TOKYO: Haruki Murakami, the Japanese author perennially pegged as a contender for the Nobel literature prize, has called for a fight against historical revisionism in a rare interview with Japanese media published on Sunday.
His comments came after a successful Japanese hotel chain operator triggered an angry backlash from China earlier this year for his book claiming the 1937 Nanjing massacre committed by Japanese troops once “fabrication.”
Critics said that revisionists have grown bolder under nationalist Prime Minister Shinzo Abe, who says Japan must shake off past constraints.
Toshio Motoya not only penned a book calling the Nanjing massacre a lie but proudly displays it in guest rooms of his nationwide chain of APA hotels.
China says 300,000 people died in a six-week spree of killing, rape and destruction by the Japanese military that began in December 1937.
Some respected academics estimate a lower number of victims, but mainstream scholarship does not question that the incident, known as the “Rape of Nanking,” took place.
Published in February, Murakami’s latest book “Killing Commendatore” references the Nanjing massacre.
Asked about why he addressed the issue, he told the Mainichi Shimbun newspaper: “Because history is the collective memory of a nation, I think it is a grave mistake to forget about the past or to replace memory with something else.”

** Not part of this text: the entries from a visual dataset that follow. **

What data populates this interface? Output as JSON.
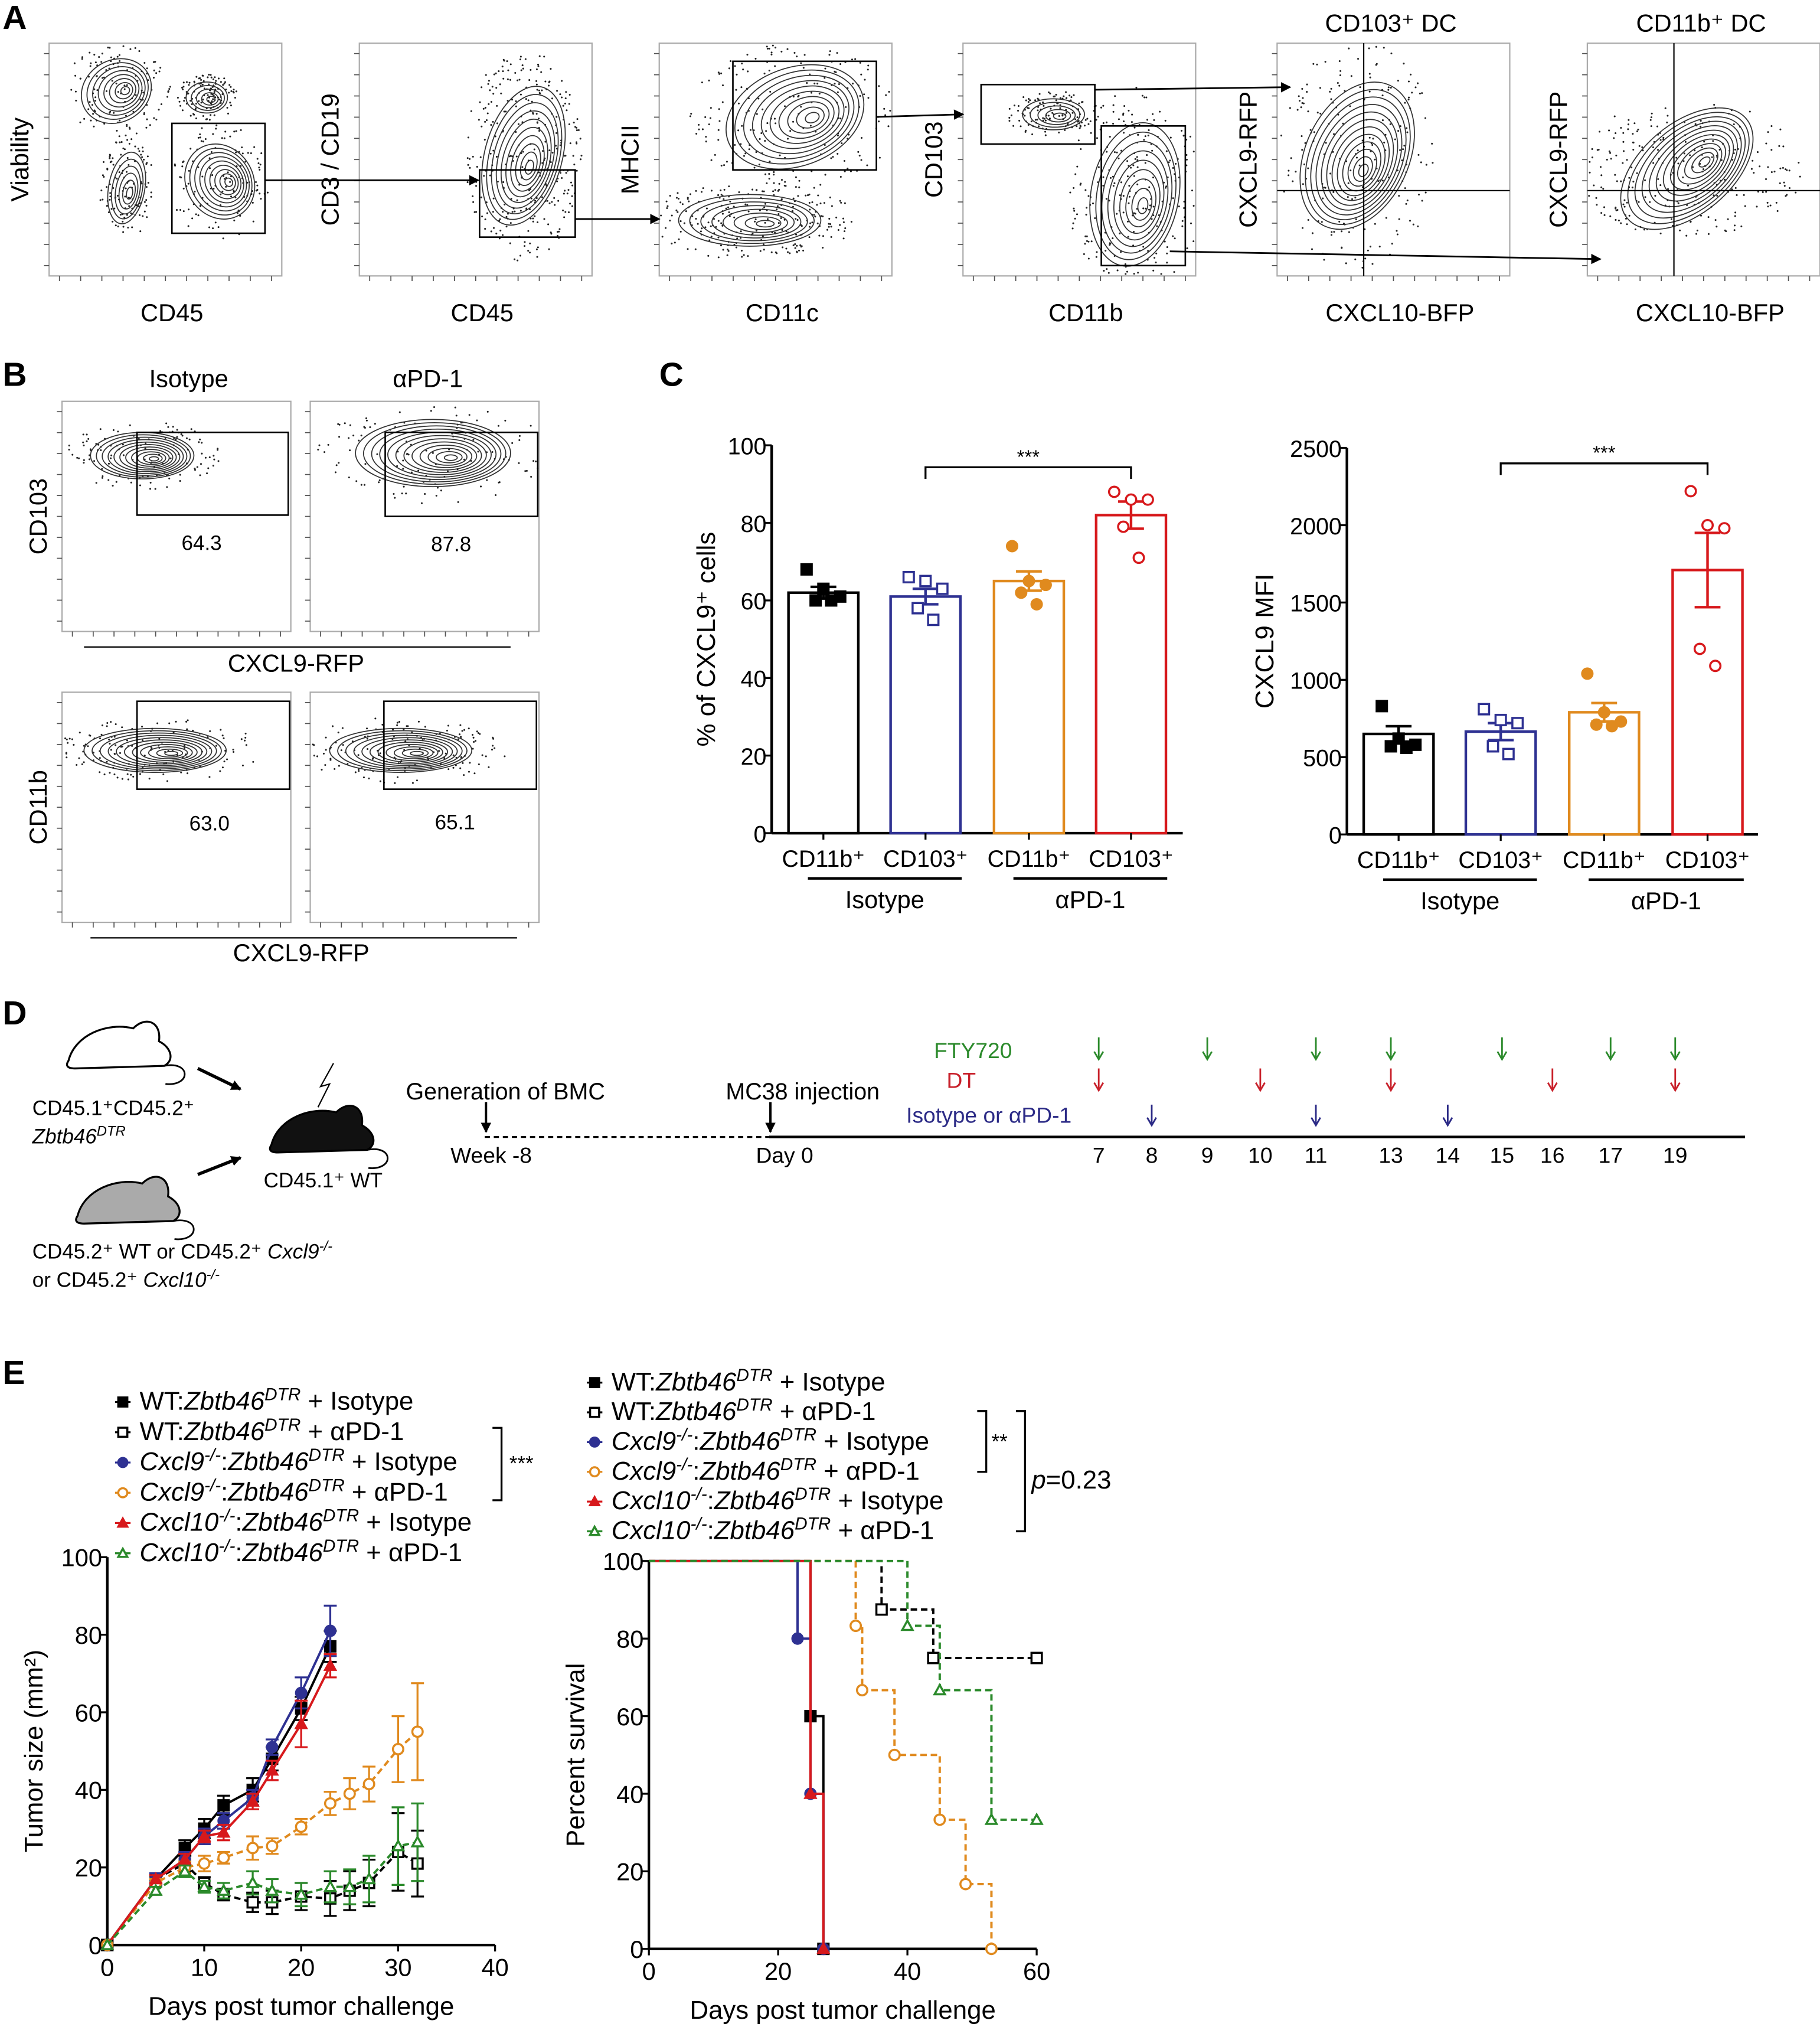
{
  "panel_labels": {
    "a": "A",
    "b": "B",
    "c": "C",
    "d": "D",
    "e": "E"
  },
  "panel_a": {
    "plots": [
      {
        "title": "",
        "ylabel": "Viability",
        "xlabel": "CD45"
      },
      {
        "title": "",
        "ylabel": "CD3 / CD19",
        "xlabel": "CD45"
      },
      {
        "title": "",
        "ylabel": "MHCII",
        "xlabel": "CD11c"
      },
      {
        "title": "",
        "ylabel": "CD103",
        "xlabel": "CD11b"
      },
      {
        "title": "CD103⁺ DC",
        "ylabel": "CXCL9-RFP",
        "xlabel": "CXCL10-BFP"
      },
      {
        "title": "CD11b⁺ DC",
        "ylabel": "CXCL9-RFP",
        "xlabel": "CXCL10-BFP"
      }
    ]
  },
  "panel_b": {
    "col_titles": [
      "Isotype",
      "αPD-1"
    ],
    "rows": [
      {
        "ylabel": "CD103",
        "xlabel": "CXCL9-RFP",
        "gate_percents": [
          "64.3",
          "87.8"
        ]
      },
      {
        "ylabel": "CD11b",
        "xlabel": "CXCL9-RFP",
        "gate_percents": [
          "63.0",
          "65.1"
        ]
      }
    ]
  },
  "panel_d": {
    "donor1": [
      {
        "t": "CD45.1⁺CD45.2⁺",
        "style": ""
      }
    ],
    "donor1_genotype": [
      {
        "t": "Zbtb46",
        "style": "i"
      },
      {
        "t": "DTR",
        "style": "sup"
      }
    ],
    "recipient": [
      {
        "t": "CD45.1⁺ WT",
        "style": ""
      }
    ],
    "donor2_line1": [
      {
        "t": "CD45.2⁺ WT or CD45.2⁺ ",
        "style": ""
      },
      {
        "t": "Cxcl9",
        "style": "i"
      },
      {
        "t": "-/-",
        "style": "sup"
      }
    ],
    "donor2_line2": [
      {
        "t": "or CD45.2⁺ ",
        "style": ""
      },
      {
        "t": "Cxcl10",
        "style": "i"
      },
      {
        "t": "-/-",
        "style": "sup"
      }
    ],
    "events": [
      {
        "label": "Generation of BMC",
        "tick": "Week -8"
      },
      {
        "label": "MC38 injection",
        "tick": "Day 0"
      }
    ],
    "days": [
      "7",
      "8",
      "9",
      "10",
      "11",
      "13",
      "14",
      "15",
      "16",
      "17",
      "19"
    ],
    "treatments": [
      {
        "label": "FTY720",
        "color": "#2b8a2b",
        "days": [
          7,
          9,
          11,
          13,
          15,
          17,
          19
        ]
      },
      {
        "label": "DT",
        "color": "#c8202a",
        "days": [
          7,
          10,
          13,
          16,
          19
        ]
      },
      {
        "label": "Isotype or αPD-1",
        "color": "#2b2a86",
        "days": [
          8,
          11,
          14
        ]
      }
    ]
  },
  "chart_data": [
    {
      "panel": "C",
      "type": "bar",
      "title": "",
      "ylabel": "% of CXCL9⁺ cells",
      "ylim": [
        0,
        100
      ],
      "yticks": [
        "0",
        "20",
        "40",
        "60",
        "80",
        "100"
      ],
      "categories": [
        "CD11b⁺",
        "CD103⁺",
        "CD11b⁺",
        "CD103⁺"
      ],
      "groups": [
        "Isotype",
        "αPD-1"
      ],
      "values": [
        62,
        61,
        65,
        82
      ],
      "sem": [
        1.5,
        2,
        2.5,
        3.5
      ],
      "points": [
        [
          68,
          63,
          61,
          60,
          60
        ],
        [
          66,
          65,
          63,
          58,
          55
        ],
        [
          74,
          65,
          64,
          62,
          59
        ],
        [
          88,
          86,
          86,
          79,
          71
        ]
      ],
      "colors": [
        "#000000",
        "#2e3192",
        "#e08a1e",
        "#d7191c"
      ],
      "markers": [
        "square-filled",
        "square-open",
        "circle-filled",
        "circle-open"
      ],
      "significance": {
        "from": 1,
        "to": 3,
        "label": "***"
      }
    },
    {
      "panel": "C",
      "type": "bar",
      "title": "",
      "ylabel": "CXCL9 MFI",
      "ylim": [
        0,
        2500
      ],
      "yticks": [
        "0",
        "500",
        "1000",
        "1500",
        "2000",
        "2500"
      ],
      "categories": [
        "CD11b⁺",
        "CD103⁺",
        "CD11b⁺",
        "CD103⁺"
      ],
      "groups": [
        "Isotype",
        "αPD-1"
      ],
      "values": [
        650,
        665,
        790,
        1710
      ],
      "sem": [
        50,
        55,
        60,
        240
      ],
      "points": [
        [
          830,
          620,
          580,
          570,
          560
        ],
        [
          810,
          740,
          720,
          570,
          520
        ],
        [
          1040,
          790,
          730,
          710,
          700
        ],
        [
          2220,
          2000,
          1980,
          1200,
          1090
        ]
      ],
      "colors": [
        "#000000",
        "#2e3192",
        "#e08a1e",
        "#d7191c"
      ],
      "markers": [
        "square-filled",
        "square-open",
        "circle-filled",
        "circle-open"
      ],
      "significance": {
        "from": 1,
        "to": 3,
        "label": "***"
      }
    },
    {
      "panel": "E",
      "type": "line",
      "title": "",
      "xlabel": "Days post tumor challenge",
      "ylabel": "Tumor size (mm²)",
      "xlim": [
        0,
        40
      ],
      "ylim": [
        0,
        100
      ],
      "xticks": [
        "0",
        "10",
        "20",
        "30",
        "40"
      ],
      "yticks": [
        "0",
        "20",
        "40",
        "60",
        "80",
        "100"
      ],
      "significance": {
        "label": "***",
        "from_series": 1,
        "to_series": 3
      },
      "series": [
        {
          "name": [
            {
              "t": "WT:",
              "style": ""
            },
            {
              "t": "Zbtb46",
              "style": "i"
            },
            {
              "t": "DTR",
              "style": "sup"
            },
            {
              "t": " + Isotype",
              "style": ""
            }
          ],
          "color": "#000000",
          "marker": "square-filled",
          "dashed": false,
          "x": [
            0,
            5,
            8,
            10,
            12,
            15,
            17,
            20,
            23
          ],
          "y": [
            0,
            17,
            25,
            30,
            36,
            40,
            48,
            61,
            77
          ],
          "sem": [
            0,
            1,
            2,
            2.5,
            2.5,
            3,
            3,
            3,
            4
          ]
        },
        {
          "name": [
            {
              "t": "WT:",
              "style": ""
            },
            {
              "t": "Zbtb46",
              "style": "i"
            },
            {
              "t": "DTR",
              "style": "sup"
            },
            {
              "t": " + αPD-1",
              "style": ""
            }
          ],
          "color": "#000000",
          "marker": "square-open",
          "dashed": true,
          "x": [
            0,
            5,
            8,
            10,
            12,
            15,
            17,
            20,
            23,
            25,
            27,
            30,
            32
          ],
          "y": [
            0,
            17,
            21,
            16,
            13,
            11,
            11,
            12.5,
            12,
            14,
            16,
            24,
            21
          ],
          "sem": [
            0,
            1,
            2,
            1.5,
            1.5,
            2.5,
            3,
            3.5,
            4.5,
            5,
            6,
            10,
            8.5
          ]
        },
        {
          "name": [
            {
              "t": "Cxcl9",
              "style": "i"
            },
            {
              "t": "-/-",
              "style": "sup"
            },
            {
              "t": ":",
              "style": ""
            },
            {
              "t": "Zbtb46",
              "style": "i"
            },
            {
              "t": "DTR",
              "style": "sup"
            },
            {
              "t": " + Isotype",
              "style": ""
            }
          ],
          "color": "#2e3192",
          "marker": "circle-filled",
          "dashed": false,
          "x": [
            0,
            5,
            8,
            10,
            12,
            15,
            17,
            20,
            23
          ],
          "y": [
            0,
            17,
            22,
            28,
            32,
            38,
            51,
            65,
            81
          ],
          "sem": [
            0,
            1.5,
            2,
            2,
            2,
            2,
            2,
            4,
            6.5
          ]
        },
        {
          "name": [
            {
              "t": "Cxcl9",
              "style": "i"
            },
            {
              "t": "-/-",
              "style": "sup"
            },
            {
              "t": ":",
              "style": ""
            },
            {
              "t": "Zbtb46",
              "style": "i"
            },
            {
              "t": "DTR",
              "style": "sup"
            },
            {
              "t": " + αPD-1",
              "style": ""
            }
          ],
          "color": "#e08a1e",
          "marker": "circle-open",
          "dashed": true,
          "x": [
            0,
            5,
            8,
            10,
            12,
            15,
            17,
            20,
            23,
            25,
            27,
            30,
            32
          ],
          "y": [
            0,
            16,
            20,
            21,
            22.5,
            25,
            25.5,
            30.5,
            36.5,
            39,
            41.5,
            50.5,
            55
          ],
          "sem": [
            0,
            1,
            1.5,
            2,
            1.5,
            3,
            2,
            2,
            3,
            4,
            4.5,
            8.5,
            12.5
          ]
        },
        {
          "name": [
            {
              "t": "Cxcl10",
              "style": "i"
            },
            {
              "t": "-/-",
              "style": "sup"
            },
            {
              "t": ":",
              "style": ""
            },
            {
              "t": "Zbtb46",
              "style": "i"
            },
            {
              "t": "DTR",
              "style": "sup"
            },
            {
              "t": " + Isotype",
              "style": ""
            }
          ],
          "color": "#d7191c",
          "marker": "triangle-filled",
          "dashed": false,
          "x": [
            0,
            5,
            8,
            10,
            12,
            15,
            17,
            20,
            23
          ],
          "y": [
            0,
            17,
            22,
            28,
            29,
            37,
            45,
            57,
            72
          ],
          "sem": [
            0,
            1,
            1.5,
            1.5,
            2,
            2,
            2.5,
            6,
            3
          ]
        },
        {
          "name": [
            {
              "t": "Cxcl10",
              "style": "i"
            },
            {
              "t": "-/-",
              "style": "sup"
            },
            {
              "t": ":",
              "style": ""
            },
            {
              "t": "Zbtb46",
              "style": "i"
            },
            {
              "t": "DTR",
              "style": "sup"
            },
            {
              "t": " + αPD-1",
              "style": ""
            }
          ],
          "color": "#2b8a2b",
          "marker": "triangle-open",
          "dashed": true,
          "x": [
            0,
            5,
            8,
            10,
            12,
            15,
            17,
            20,
            23,
            25,
            27,
            30,
            32
          ],
          "y": [
            0,
            14,
            19,
            15,
            14,
            16,
            14,
            13,
            15,
            15,
            17,
            25.5,
            26.5
          ],
          "sem": [
            0,
            1,
            1.5,
            1.5,
            2,
            3,
            3,
            3,
            4,
            4.5,
            6,
            10,
            10
          ]
        }
      ]
    },
    {
      "panel": "E",
      "type": "line",
      "subtype": "survival-step",
      "title": "",
      "xlabel": "Days post tumor challenge",
      "ylabel": "Percent survival",
      "xlim": [
        0,
        60
      ],
      "ylim": [
        0,
        100
      ],
      "xticks": [
        "0",
        "20",
        "40",
        "60"
      ],
      "yticks": [
        "0",
        "20",
        "40",
        "60",
        "80",
        "100"
      ],
      "significance": [
        {
          "label": [
            {
              "t": "**",
              "style": ""
            }
          ],
          "from_series": 1,
          "to_series": 3
        },
        {
          "label": [
            {
              "t": "p",
              "style": "i"
            },
            {
              "t": "=0.23",
              "style": ""
            }
          ],
          "from_series": 1,
          "to_series": 5
        }
      ],
      "series": [
        {
          "name": [
            {
              "t": "WT:",
              "style": ""
            },
            {
              "t": "Zbtb46",
              "style": "i"
            },
            {
              "t": "DTR",
              "style": "sup"
            },
            {
              "t": " + Isotype",
              "style": ""
            }
          ],
          "color": "#000000",
          "marker": "square-filled",
          "dashed": false,
          "x": [
            25,
            27
          ],
          "y": [
            60,
            0
          ]
        },
        {
          "name": [
            {
              "t": "WT:",
              "style": ""
            },
            {
              "t": "Zbtb46",
              "style": "i"
            },
            {
              "t": "DTR",
              "style": "sup"
            },
            {
              "t": " + αPD-1",
              "style": ""
            }
          ],
          "color": "#000000",
          "marker": "square-open",
          "dashed": true,
          "x": [
            36,
            44,
            60
          ],
          "y": [
            87.5,
            75,
            75
          ]
        },
        {
          "name": [
            {
              "t": "Cxcl9",
              "style": "i"
            },
            {
              "t": "-/-",
              "style": "sup"
            },
            {
              "t": ":",
              "style": ""
            },
            {
              "t": "Zbtb46",
              "style": "i"
            },
            {
              "t": "DTR",
              "style": "sup"
            },
            {
              "t": " + Isotype",
              "style": ""
            }
          ],
          "color": "#2e3192",
          "marker": "circle-filled",
          "dashed": false,
          "x": [
            23,
            25,
            27
          ],
          "y": [
            80,
            40,
            0
          ]
        },
        {
          "name": [
            {
              "t": "Cxcl9",
              "style": "i"
            },
            {
              "t": "-/-",
              "style": "sup"
            },
            {
              "t": ":",
              "style": ""
            },
            {
              "t": "Zbtb46",
              "style": "i"
            },
            {
              "t": "DTR",
              "style": "sup"
            },
            {
              "t": " + αPD-1",
              "style": ""
            }
          ],
          "color": "#e08a1e",
          "marker": "circle-open",
          "dashed": true,
          "x": [
            32,
            33,
            38,
            45,
            49,
            53
          ],
          "y": [
            83.3,
            66.7,
            50,
            33.3,
            16.7,
            0
          ]
        },
        {
          "name": [
            {
              "t": "Cxcl10",
              "style": "i"
            },
            {
              "t": "-/-",
              "style": "sup"
            },
            {
              "t": ":",
              "style": ""
            },
            {
              "t": "Zbtb46",
              "style": "i"
            },
            {
              "t": "DTR",
              "style": "sup"
            },
            {
              "t": " + Isotype",
              "style": ""
            }
          ],
          "color": "#d7191c",
          "marker": "triangle-filled",
          "dashed": false,
          "x": [
            25,
            27
          ],
          "y": [
            40,
            0
          ]
        },
        {
          "name": [
            {
              "t": "Cxcl10",
              "style": "i"
            },
            {
              "t": "-/-",
              "style": "sup"
            },
            {
              "t": ":",
              "style": ""
            },
            {
              "t": "Zbtb46",
              "style": "i"
            },
            {
              "t": "DTR",
              "style": "sup"
            },
            {
              "t": " + αPD-1",
              "style": ""
            }
          ],
          "color": "#2b8a2b",
          "marker": "triangle-open",
          "dashed": true,
          "x": [
            40,
            45,
            53,
            60
          ],
          "y": [
            83.3,
            66.7,
            33.3,
            33.3
          ]
        }
      ]
    }
  ]
}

“We must fight” against historical revisionism, he added.
“Novelists are limited in what we can do, but it is possible for us to fight such forces in the form of storytelling.”
Murakami has often criticized his country for shirking responsibility for its World War II aggression.
Murakami became a global sensation with the publication of “Norwegian Wood” in 1987 and has written several bestsellers including “1Q84” and “Kafka on the Shore.”